Hamamatsu Photonics has a lineup of products suitable for X-ray non-destructive testing that contributes to the development and manufacture of in-vehicle batteries and control boards.
X-rays are electromagnetic waves with a very short wavelength, high energy, and have the characteristic of penetrating through matter.
When X-rays penetrate a material, attenuation occurs depending on the density and thickness of the target material. X-ray imaging translates this feature with an X-ray detector, which displays the attenuation rate difference of the object as contrast in the image.

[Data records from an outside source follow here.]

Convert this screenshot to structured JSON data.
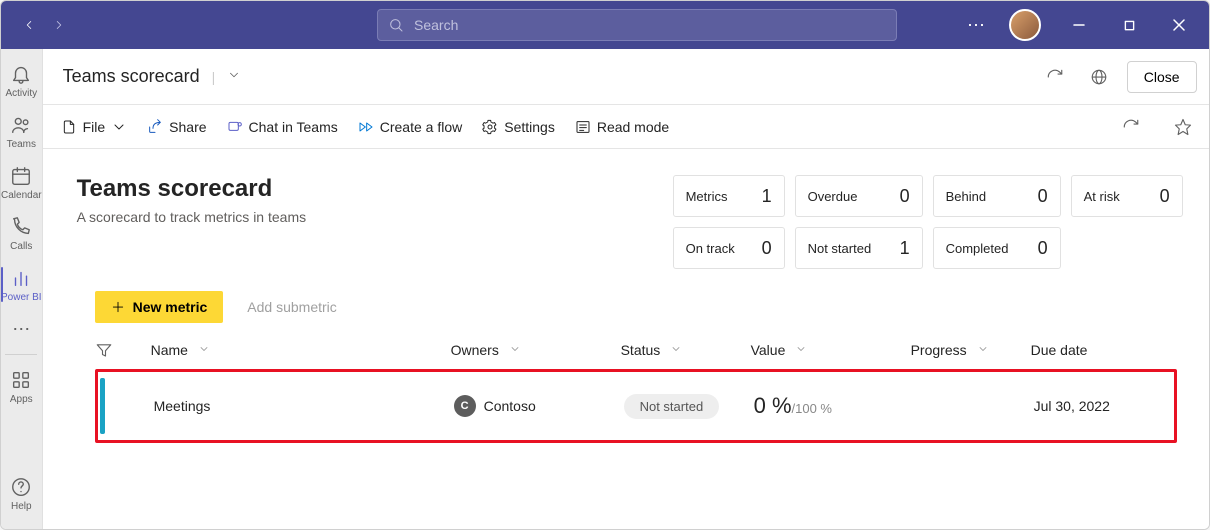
{
  "search": {
    "placeholder": "Search"
  },
  "rail": {
    "activity": "Activity",
    "teams": "Teams",
    "calendar": "Calendar",
    "calls": "Calls",
    "powerbi": "Power BI",
    "apps": "Apps",
    "help": "Help"
  },
  "header": {
    "title": "Teams scorecard",
    "close": "Close"
  },
  "toolbar": {
    "file": "File",
    "share": "Share",
    "chat": "Chat in Teams",
    "flow": "Create a flow",
    "settings": "Settings",
    "readmode": "Read mode"
  },
  "scorecard": {
    "title": "Teams scorecard",
    "subtitle": "A scorecard to track metrics in teams",
    "stats": {
      "metrics": {
        "label": "Metrics",
        "value": "1"
      },
      "overdue": {
        "label": "Overdue",
        "value": "0"
      },
      "behind": {
        "label": "Behind",
        "value": "0"
      },
      "atrisk": {
        "label": "At risk",
        "value": "0"
      },
      "ontrack": {
        "label": "On track",
        "value": "0"
      },
      "notstarted": {
        "label": "Not started",
        "value": "1"
      },
      "completed": {
        "label": "Completed",
        "value": "0"
      }
    }
  },
  "buttons": {
    "newmetric": "New metric",
    "addsub": "Add submetric"
  },
  "columns": {
    "name": "Name",
    "owners": "Owners",
    "status": "Status",
    "value": "Value",
    "progress": "Progress",
    "due": "Due date"
  },
  "row": {
    "name": "Meetings",
    "owner_initial": "C",
    "owner": "Contoso",
    "status": "Not started",
    "value_main": "0 %",
    "value_sub": "/100 %",
    "due": "Jul 30, 2022"
  }
}
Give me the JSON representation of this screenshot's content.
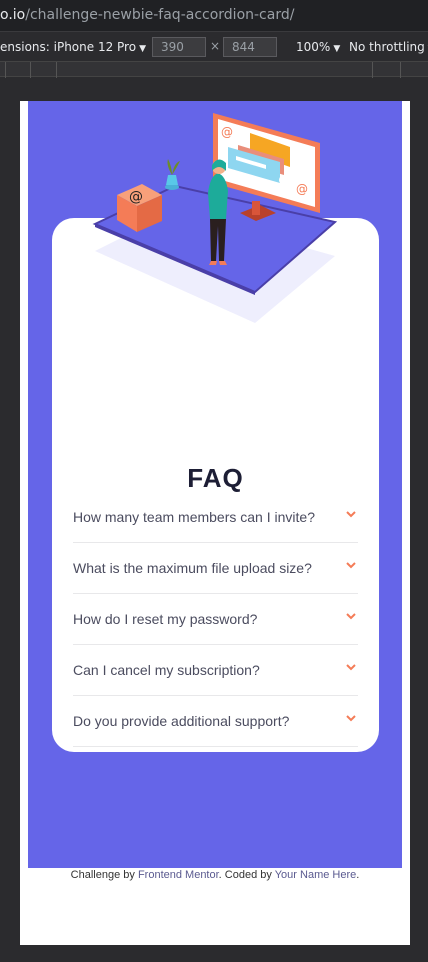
{
  "browser": {
    "url_prefix": "o.io",
    "url_path": "/challenge-newbie-faq-accordion-card/"
  },
  "devtools": {
    "dimensions_label": "ensions: iPhone 12 Pro",
    "width_value": "390",
    "height_value": "844",
    "times": "×",
    "zoom": "100%",
    "throttling": "No throttling"
  },
  "page": {
    "heading": "FAQ",
    "questions": [
      "How many team members can I invite?",
      "What is the maximum file upload size?",
      "How do I reset my password?",
      "Can I cancel my subscription?",
      "Do you provide additional support?"
    ],
    "footer": {
      "prefix": "Challenge by ",
      "mentor": "Frontend Mentor",
      "middle": ". Coded by ",
      "author": "Your Name Here",
      "suffix": "."
    }
  },
  "colors": {
    "background": "#6565e8",
    "card": "#ffffff",
    "accent": "#f47c57",
    "heading": "#1d1e35"
  }
}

During an X-ray non-destructive inspection, you may combine X-ray sources and detectors depending on the application. In general, 1D detectors are used for the in-line inspection of continuously transported objects, while 2D detectors are used for an off-line 3D inspection and structural analysis.
Based on our extended experience in manufacturing a wide range of X-ray sources and detectors, we respond to our customers' needs by offering the most advanced solutions.
Discover our wide range of X-ray sources and detectors necessary for X-ray imaging.
Microfocus X-ray sources have an X-ray focal spot size in the order of micrometers, enabling the acquisition of high-definition X-ray images with minimal blur even when imaging at high geometric magnifications.
Conventional X-ray source vs. MFX
There is a clear difference in the high-resolution image obtained from our MFX solution.
The X-ray TDI camera uses a special CCD readout technology called TDI (time delay integration) to achieve both high-resolution and high-sensitivity images for high-speed inspection. Compared to two-dimensional sensors, the X-ray TDI camera captures the object being transported vertically, acquiring images without distortion in the transport direction.
Inspection by 2D sensor
An image from a 2D detector will be distorted along the length of the sample, due to the geometric set-up. Samples have to be slowed or stopped in order to be imaged. Dimensional measurements cannot be implemented correctly.
Inspection by linear sensor
A more precise image is realized as X-ray is radiated vertically to the object. Linear X-ray detectors allow for continuous movement of the sample. Dimensional measurements can therefore be implemented correctly.
The C12300-121 acquires images at a maximum scanning speed of 50 kHz. It is ideal for high-speed inspection of cylindrical LiBs where objects are carried in continuously.
The C12300-323 is built for capturing images using tube voltages up to a maximum of 180 kV. So even spirally wound LiBs, which are typically thicker and require high X-ray energy transmission to image the position of the electrodes and their layers, are able to be inspected precisely.
The C12300 series acquires distortion-free images in the carrying direction. The positions of the electrodes in laminated LiBs can be precisely inspected by scanning them in their lamination direction. High-resolution, high-speed inspection can be achieved by combining an X-ray TDI camera with a microfocus X-ray source.
The C12300-461B has high sensitivity at the low tube voltage region and its sensors are configured in a staggered arrangement. Even though minute contaminants on thin objects can be detected, it is ideal for the inspection of sheet materials such as cathodes, anodes, and separators on LiBs.